Showing $\frac{3\sqrt{3}}{2\pi}\sum_{z\in\Lambda}\frac1{1-\left(\frac{z}{\sqrt3}-1\right)^3}=1$, with $\Lambda$ a lattice
Let $\Lambda' = (e^{i\pi/6}\mathbb{Z} \oplus e^{-i\pi/6}\mathbb{Z}) - \frac{1}{\sqrt{3}}$. Then by substituting $z = 3(\omega + \frac{1}{\sqrt{3}})$,
$$ S := \sum_{z \in \Lambda} \frac{1}{1-((z/\sqrt{3})-1)^3} = \sum_{\omega \in \Lambda'} \frac{1}{1-(\sqrt{3} \omega)^3}. $$
Our goal is to show that
Claim. $\displaystyle S = \frac{2\pi}{3\sqrt{3}}$.
Now by noting that $\Lambda'$ can be decomposed into concentric "discrete regular triangles" centered at the origin, let $\Lambda'_N$ be the union of the first $N$ smallest triangles. For example, $\Lambda'_5$ is
In particular, each $\Lambda'_N$ is symmetric about a $\frac{2\pi}{3}$-rotation about the origin. Then by using the partial fraction decomposition
$$ \frac{1}{1 - w^3} = \frac{1}{3} \sum_{\xi \, : \, \xi^3 = 1} \frac{1}{1 - \xi w}, $$
we find that
\begin{align*} S = \lim_{N\to\infty} \sum_{\omega \in \Lambda'_N} \frac{1}{1-(\sqrt{3} \omega)^3} = \lim_{N\to\infty} \sum_{\omega \in \Lambda'_N} \frac{1}{1-\sqrt{3}\omega} = \frac{1}{\sqrt{3}} \lim_{N\to\infty} \sum_{\tau \in \Lambda''_N} \frac{1}{\tau}, \end{align*}
where $\tau = \frac{1}{\sqrt{3}} - \omega$ and $\Lambda''_N = \frac{1}{\sqrt{3}} - \Lambda'_N$. For example, $\Lambda''_5$ is:
Now by regrouping the dots in $\Lambda''_N$ into concentric regular triangles centered at the origin, we are left with $N-1$ triangles plus two extra "discrete lines", which we denote by $\gamma_N$. For example, the next picture demonstrates the decomposition of $\Lambda''_5$ into the triangles and $\gamma_5$:
Since the sum along each concentric triangle vanishes by symmetry, we are left with
\begin{align*} S = \frac{1}{\sqrt{3}} \lim_{N\to\infty} \sum_{\tau \in \gamma_N} \frac{1}{\tau} = \frac{1}{\sqrt{3}} \lim_{N\to\infty} \sum_{\tau \in \gamma_N} \frac{1}{(\tau/N)} \cdot \frac{1}{N} \end{align*}
Now the last one can be recognized as a Riemann sum for a contour integral.
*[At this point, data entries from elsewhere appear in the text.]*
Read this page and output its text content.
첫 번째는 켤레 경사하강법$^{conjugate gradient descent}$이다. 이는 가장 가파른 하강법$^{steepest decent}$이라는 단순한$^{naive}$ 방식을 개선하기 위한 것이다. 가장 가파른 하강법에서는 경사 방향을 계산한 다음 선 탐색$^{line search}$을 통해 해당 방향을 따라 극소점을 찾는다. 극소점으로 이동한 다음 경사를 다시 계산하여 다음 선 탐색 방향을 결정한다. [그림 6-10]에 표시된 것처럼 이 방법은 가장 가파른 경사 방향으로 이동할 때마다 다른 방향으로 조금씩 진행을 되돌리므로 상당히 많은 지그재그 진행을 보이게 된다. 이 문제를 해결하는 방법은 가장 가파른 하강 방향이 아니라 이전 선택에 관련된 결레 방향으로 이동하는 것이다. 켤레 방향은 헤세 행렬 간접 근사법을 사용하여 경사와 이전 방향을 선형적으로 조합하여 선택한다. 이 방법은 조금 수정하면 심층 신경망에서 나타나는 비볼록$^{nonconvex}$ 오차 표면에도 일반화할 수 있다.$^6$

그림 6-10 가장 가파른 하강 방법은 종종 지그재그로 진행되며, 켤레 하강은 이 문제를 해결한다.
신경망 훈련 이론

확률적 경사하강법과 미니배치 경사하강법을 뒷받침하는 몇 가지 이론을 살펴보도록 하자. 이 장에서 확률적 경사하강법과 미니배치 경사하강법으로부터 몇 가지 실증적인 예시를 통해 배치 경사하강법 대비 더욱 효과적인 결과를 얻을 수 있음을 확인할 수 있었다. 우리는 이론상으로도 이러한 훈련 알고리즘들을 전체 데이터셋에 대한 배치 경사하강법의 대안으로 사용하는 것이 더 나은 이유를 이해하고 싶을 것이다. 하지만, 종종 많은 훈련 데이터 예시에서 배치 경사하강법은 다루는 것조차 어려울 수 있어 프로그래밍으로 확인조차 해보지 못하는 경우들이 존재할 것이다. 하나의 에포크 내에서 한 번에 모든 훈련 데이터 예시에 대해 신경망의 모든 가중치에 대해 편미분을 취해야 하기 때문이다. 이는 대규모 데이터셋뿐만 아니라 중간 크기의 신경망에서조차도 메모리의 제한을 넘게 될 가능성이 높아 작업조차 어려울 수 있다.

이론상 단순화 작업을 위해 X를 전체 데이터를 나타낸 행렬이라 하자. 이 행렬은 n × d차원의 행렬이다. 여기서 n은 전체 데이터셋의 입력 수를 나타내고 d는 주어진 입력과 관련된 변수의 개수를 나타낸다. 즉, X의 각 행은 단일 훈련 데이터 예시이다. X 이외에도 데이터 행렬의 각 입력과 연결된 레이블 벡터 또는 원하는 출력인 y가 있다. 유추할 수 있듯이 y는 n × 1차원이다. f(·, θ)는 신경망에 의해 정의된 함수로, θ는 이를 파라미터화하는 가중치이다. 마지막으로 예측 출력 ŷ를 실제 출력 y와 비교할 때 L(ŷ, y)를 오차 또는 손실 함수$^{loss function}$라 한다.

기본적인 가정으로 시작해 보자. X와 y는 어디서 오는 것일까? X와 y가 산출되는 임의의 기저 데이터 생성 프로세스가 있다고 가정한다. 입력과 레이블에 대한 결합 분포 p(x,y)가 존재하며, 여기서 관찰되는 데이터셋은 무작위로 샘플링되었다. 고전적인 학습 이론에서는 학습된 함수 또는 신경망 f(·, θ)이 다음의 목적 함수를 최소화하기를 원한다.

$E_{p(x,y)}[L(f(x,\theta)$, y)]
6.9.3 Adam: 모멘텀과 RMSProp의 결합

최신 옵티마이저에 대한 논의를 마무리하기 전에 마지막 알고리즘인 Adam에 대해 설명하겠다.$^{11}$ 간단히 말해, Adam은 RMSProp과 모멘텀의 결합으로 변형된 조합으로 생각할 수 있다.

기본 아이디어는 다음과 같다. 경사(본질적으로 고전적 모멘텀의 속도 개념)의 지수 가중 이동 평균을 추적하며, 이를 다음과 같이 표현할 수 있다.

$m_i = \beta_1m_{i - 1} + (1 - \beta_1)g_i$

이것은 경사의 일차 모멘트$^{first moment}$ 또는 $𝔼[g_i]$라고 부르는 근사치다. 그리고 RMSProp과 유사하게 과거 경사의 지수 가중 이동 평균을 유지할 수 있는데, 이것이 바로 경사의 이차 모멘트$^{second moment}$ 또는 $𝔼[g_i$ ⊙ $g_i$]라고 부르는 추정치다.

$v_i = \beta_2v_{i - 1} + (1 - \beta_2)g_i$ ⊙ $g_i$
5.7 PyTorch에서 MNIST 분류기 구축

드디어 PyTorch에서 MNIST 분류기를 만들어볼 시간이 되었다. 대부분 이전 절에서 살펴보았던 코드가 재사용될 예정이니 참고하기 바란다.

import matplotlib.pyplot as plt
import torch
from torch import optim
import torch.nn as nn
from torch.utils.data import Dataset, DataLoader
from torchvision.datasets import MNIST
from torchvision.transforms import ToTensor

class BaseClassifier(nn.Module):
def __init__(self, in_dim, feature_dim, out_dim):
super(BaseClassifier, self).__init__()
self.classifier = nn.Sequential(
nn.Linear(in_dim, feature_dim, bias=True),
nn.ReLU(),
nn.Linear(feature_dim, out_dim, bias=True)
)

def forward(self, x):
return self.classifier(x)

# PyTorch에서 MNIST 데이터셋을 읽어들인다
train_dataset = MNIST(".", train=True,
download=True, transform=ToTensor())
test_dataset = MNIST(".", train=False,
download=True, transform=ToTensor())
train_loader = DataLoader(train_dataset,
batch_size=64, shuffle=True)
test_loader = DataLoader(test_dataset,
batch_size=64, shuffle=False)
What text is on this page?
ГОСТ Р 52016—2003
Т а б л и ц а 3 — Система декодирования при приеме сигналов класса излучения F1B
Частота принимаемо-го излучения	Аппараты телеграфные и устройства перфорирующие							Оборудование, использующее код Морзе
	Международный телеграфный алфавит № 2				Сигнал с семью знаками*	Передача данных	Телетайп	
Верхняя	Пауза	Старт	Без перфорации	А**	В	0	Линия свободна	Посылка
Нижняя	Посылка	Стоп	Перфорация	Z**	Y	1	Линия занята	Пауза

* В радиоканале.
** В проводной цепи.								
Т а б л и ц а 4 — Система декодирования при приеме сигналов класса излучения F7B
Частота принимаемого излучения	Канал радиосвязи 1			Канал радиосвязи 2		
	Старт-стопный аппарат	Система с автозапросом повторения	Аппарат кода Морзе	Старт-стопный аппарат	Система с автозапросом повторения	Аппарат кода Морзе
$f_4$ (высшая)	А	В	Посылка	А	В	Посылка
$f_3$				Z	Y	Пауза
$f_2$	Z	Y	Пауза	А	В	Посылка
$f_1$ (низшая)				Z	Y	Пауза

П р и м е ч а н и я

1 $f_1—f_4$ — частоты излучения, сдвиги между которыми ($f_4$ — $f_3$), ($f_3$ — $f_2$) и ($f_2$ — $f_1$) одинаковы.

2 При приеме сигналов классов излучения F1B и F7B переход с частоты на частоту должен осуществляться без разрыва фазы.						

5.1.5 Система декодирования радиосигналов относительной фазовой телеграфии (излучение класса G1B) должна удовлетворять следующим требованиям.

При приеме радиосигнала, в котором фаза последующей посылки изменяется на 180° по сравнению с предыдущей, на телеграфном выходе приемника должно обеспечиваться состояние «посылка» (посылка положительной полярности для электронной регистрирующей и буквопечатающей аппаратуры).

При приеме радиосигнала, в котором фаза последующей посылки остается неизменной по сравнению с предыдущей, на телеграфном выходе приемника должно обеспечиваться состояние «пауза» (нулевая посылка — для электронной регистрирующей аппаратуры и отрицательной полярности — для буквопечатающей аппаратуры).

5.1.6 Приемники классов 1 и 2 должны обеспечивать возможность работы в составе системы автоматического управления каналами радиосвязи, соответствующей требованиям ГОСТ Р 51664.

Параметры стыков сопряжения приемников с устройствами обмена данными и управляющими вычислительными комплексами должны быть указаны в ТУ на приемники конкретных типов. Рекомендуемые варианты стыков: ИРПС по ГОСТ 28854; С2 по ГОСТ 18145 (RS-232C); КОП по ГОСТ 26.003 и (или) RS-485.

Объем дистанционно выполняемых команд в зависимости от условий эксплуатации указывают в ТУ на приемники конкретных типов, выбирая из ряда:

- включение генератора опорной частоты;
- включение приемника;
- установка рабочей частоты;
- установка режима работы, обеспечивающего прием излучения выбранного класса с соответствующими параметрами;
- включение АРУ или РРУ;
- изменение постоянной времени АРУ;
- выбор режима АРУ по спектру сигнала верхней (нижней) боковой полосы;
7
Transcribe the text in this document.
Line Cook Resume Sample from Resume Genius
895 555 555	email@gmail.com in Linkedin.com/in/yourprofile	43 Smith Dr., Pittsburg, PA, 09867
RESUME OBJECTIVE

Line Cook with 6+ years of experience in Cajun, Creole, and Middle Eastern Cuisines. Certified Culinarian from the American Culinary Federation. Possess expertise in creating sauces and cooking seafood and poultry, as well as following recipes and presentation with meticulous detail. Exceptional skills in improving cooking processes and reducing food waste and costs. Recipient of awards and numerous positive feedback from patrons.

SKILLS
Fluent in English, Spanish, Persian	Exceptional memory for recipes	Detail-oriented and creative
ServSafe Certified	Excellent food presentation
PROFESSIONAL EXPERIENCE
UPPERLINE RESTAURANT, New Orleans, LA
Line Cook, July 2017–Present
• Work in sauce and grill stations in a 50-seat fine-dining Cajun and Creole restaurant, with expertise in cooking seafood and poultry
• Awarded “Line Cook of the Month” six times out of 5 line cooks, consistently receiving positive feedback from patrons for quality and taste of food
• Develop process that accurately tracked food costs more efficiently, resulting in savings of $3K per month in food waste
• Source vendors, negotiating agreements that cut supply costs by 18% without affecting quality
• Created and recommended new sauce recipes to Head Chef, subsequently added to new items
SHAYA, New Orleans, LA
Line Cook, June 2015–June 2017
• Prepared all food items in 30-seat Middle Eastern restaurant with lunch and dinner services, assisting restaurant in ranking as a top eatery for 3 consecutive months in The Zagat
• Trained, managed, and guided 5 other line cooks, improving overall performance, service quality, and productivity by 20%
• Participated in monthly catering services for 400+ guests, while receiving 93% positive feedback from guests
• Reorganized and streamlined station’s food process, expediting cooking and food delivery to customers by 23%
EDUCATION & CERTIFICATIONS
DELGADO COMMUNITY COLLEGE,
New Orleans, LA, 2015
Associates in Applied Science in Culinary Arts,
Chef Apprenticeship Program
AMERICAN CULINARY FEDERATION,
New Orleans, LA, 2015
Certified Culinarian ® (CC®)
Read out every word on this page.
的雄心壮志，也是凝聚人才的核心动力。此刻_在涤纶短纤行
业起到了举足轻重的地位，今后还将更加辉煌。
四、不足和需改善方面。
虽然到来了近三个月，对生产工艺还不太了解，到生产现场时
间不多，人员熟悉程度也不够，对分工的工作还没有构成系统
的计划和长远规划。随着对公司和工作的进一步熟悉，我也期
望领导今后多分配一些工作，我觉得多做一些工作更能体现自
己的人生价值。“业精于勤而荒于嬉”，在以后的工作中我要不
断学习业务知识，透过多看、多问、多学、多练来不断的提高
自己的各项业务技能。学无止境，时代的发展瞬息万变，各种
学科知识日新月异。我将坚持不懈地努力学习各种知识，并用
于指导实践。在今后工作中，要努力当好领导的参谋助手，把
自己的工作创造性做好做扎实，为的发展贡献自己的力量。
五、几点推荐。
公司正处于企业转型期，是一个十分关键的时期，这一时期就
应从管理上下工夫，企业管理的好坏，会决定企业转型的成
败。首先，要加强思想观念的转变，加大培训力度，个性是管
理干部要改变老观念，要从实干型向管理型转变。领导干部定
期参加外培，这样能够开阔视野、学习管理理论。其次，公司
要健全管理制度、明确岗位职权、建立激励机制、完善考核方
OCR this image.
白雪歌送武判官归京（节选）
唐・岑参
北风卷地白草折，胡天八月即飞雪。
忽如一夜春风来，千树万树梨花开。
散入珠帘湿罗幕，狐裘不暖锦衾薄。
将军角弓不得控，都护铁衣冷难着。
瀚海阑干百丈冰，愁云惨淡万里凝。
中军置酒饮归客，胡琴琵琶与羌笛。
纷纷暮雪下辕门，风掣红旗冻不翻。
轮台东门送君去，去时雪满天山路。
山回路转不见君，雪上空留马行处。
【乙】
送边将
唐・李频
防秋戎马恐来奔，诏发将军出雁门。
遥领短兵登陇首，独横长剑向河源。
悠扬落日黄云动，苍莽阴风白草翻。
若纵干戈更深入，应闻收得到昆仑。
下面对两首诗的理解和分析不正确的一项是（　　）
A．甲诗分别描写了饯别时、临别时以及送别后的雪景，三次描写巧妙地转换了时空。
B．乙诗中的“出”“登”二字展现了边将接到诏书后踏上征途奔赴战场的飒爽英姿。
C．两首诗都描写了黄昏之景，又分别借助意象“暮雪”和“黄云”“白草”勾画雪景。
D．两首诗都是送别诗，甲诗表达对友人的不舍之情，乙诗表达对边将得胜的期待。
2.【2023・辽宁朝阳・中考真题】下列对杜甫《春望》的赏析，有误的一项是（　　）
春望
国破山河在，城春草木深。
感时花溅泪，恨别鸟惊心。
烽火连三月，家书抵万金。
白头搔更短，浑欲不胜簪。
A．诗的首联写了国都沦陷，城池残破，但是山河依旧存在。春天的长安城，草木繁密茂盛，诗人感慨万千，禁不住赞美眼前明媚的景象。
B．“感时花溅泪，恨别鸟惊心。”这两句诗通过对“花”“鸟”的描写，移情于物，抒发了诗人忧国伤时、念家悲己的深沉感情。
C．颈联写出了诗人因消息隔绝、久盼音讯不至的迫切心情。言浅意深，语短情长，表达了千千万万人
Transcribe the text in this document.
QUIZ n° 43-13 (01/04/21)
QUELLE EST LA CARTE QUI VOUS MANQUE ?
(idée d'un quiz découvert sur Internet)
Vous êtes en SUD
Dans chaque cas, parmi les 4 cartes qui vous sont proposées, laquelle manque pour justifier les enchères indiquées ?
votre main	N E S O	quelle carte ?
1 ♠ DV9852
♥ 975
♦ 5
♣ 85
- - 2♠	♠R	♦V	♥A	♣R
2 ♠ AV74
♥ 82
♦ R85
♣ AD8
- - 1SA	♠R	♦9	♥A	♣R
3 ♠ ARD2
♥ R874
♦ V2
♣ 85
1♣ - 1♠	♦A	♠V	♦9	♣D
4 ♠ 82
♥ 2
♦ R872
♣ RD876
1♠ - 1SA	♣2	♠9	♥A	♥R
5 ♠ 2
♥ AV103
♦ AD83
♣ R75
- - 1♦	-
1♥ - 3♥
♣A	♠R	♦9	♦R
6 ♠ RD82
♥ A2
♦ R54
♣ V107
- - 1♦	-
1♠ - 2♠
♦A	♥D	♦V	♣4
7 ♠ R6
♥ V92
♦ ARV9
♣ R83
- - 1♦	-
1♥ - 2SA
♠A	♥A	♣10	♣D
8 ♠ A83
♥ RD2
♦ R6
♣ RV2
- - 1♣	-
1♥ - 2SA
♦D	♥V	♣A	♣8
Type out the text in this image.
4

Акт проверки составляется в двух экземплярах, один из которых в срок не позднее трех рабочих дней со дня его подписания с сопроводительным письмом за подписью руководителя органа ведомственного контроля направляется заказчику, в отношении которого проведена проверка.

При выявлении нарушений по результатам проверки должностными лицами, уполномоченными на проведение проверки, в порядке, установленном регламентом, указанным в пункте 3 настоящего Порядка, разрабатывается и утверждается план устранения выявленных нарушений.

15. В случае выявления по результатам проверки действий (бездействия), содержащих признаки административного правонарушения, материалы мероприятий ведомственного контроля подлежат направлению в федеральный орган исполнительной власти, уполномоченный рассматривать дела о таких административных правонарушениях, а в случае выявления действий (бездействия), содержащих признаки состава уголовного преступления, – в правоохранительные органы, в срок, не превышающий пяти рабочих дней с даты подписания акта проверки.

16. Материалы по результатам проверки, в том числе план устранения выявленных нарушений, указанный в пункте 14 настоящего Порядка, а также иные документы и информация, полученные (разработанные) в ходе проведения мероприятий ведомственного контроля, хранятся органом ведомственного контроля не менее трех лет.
Indeed, if we set
$$ z_1 = -\frac{\sqrt{3}}{2} - \frac{3i}{2}, \qquad z_2 = \sqrt{3}, \qquad z_3 = -\frac{\sqrt{3}}{2} + \frac{3i}{2} $$
so that the polygonal line $\overline{z_1 z_2} \cup \overline{z_2 z_3}$ is the "limit of the rescaled discrete line $N^{-1}\gamma_N$" as $N\to\infty$, then
\begin{align*} S &= \frac{1}{\sqrt{3}} \int_{\overline{z_1 z_2} \cup \overline{z_1 z_2}} \frac{|\mathrm{d}z|}{z} \\ &= \frac{1}{\sqrt{3}} \biggl( \frac{1}{e^{i\pi/6}} \int_{[z_1, z_2]} \frac{\mathrm{d}z}{z} + \frac{1}{e^{i5\pi/6}} \int_{[z_2, z_3]} \frac{\mathrm{d}z}{z} \biggr) \\ &= \frac{1}{\sqrt{3}} \biggl( \frac{1}{e^{i\pi/6}} \cdot \frac{2\pi i}{3} + \frac{1}{e^{i5\pi/6}} \cdot \frac{2\pi i}{3} \biggr) \\ &= \frac{2\pi}{3\sqrt{3}}. \end{align*}
Therefore the desired conclusion follows.